Orphée by Raoul Dufy
Long after he was born, and lived, and died,
The first of poets lives and lives. Before
The rape of art by Modernism tried
To kill off commonsense, an artist bore
Down on a piece of wood to make this strong
Depiction of the poet’s presence still
In culture, much around us. During long
Millennia he holds a lyre. Until
Our kind are dead, more dead than he has been
For many centuries, Orpheus will shine.
In this depiction even each bold shin
And calf shows he himself is still the shrine
For verse and emblematic for all art.
In death he is the living set apart.
Orpheus Sings
“he sings to distract his shipmates from the irresistible lure of the Sirens onto the rocks”
~ Michael Schmidt, The First Poets, 32
The Sirens were a favorite myth, a bit
Like Amazons, their queen and all of that.
Bronze ancient men feared females who had grit
That killed inside their voices with a splat
Of beauty that was fatal. Hatred, fear,
And pregnant loathing are why men cut off
Those warrior breasts in stories. That veneer
Of male respect is something which we scoff
At now. We have our modern shrinks, Germaine,
And other super feminists to tell
With sneers how men have always felt a pain
When women such as Circe cast their spell.
..Men’s threatened machoness needs him to sing.

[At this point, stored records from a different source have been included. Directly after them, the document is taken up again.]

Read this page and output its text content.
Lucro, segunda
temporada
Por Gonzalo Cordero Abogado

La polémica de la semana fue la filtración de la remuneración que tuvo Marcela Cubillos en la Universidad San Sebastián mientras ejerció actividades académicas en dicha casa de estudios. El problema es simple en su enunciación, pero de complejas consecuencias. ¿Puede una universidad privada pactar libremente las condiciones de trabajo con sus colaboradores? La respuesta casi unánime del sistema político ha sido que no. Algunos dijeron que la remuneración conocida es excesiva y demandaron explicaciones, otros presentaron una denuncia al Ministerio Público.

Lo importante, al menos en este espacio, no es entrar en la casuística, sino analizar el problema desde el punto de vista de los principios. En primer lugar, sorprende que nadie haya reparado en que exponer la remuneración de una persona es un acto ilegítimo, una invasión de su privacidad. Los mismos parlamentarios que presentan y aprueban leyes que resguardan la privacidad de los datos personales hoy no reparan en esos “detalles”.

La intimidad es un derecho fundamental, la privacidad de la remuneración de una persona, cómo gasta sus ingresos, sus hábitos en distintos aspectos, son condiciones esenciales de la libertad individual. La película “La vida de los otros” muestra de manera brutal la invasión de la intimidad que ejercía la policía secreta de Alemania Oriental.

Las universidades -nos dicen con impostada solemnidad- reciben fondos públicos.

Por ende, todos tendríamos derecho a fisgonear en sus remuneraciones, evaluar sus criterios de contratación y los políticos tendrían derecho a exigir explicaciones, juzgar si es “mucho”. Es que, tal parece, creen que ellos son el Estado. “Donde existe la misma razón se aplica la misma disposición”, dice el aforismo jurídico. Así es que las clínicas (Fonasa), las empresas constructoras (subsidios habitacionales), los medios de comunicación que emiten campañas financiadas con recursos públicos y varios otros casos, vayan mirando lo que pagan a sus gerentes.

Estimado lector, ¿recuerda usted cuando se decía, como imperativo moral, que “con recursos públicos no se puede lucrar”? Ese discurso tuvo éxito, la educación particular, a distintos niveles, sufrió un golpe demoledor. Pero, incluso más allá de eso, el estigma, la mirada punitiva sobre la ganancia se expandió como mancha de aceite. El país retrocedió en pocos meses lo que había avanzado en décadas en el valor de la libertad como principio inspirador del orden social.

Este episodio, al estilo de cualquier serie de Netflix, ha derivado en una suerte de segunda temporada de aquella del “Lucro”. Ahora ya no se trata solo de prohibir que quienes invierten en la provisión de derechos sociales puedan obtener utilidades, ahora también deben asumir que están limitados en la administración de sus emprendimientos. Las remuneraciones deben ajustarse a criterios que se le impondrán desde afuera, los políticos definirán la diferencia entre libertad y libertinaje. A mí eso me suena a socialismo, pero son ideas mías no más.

….It wants Hippolyta raped by a king.
The next two sonnets may offend some readers. If you think you may be offended, please do not read them.
Painless Pleasure: Two contradictory versions of the myth of Ganymede
“to be very eager in the pursuit of pleasure is to go hunting for pain…. Homer…says that the greatest gods receive no advantage from their power, but are even much injured by it, if they will allow themselves to be hurried away by the pursuit of pleasure.” ~ Athenaeus of Naucratis, Deipnosophistae, BOOK X11, 819
When Zeus had girls to love, he had his love
With them and that was it. He left them raped
And he was satisfied. Somewhere above
Him, up on Olympus, nothing escaped
The vitriolic green, that green, green eye
Of Hera and she tried as hard as she
Could strain to cause him misery. Defy
He did. So much for Zeus’s misery.
But when he wooed a perfect, perfect boy,
The wifey didn’t really seem care.
She let him have unhindered his hot toy.
She didn’t really seem to mind this pair.
Please notice, Athenaeus. . . Never mind girls.
The moral: fall in love with boy curls.
When Zeus had girls to love, he had his love
With them and that was it. He left them raped
And he was satisfied. Somewhere above
Him, up on Olympus, nothing escaped
The vitriolic green, that green, green eye
Of Hera and she tried as hard as she
Could strain to cause him misery. Defy
He did. So much for Zeus’s misery.
But when he wooed a perfect, perfect boy,
The wifey in her rage went hotly spare.
She hated Ganymede her husband’s toy,
Destroyed Idean parts in her despair.
Please notice, Athenaeus. . . Never mind girls.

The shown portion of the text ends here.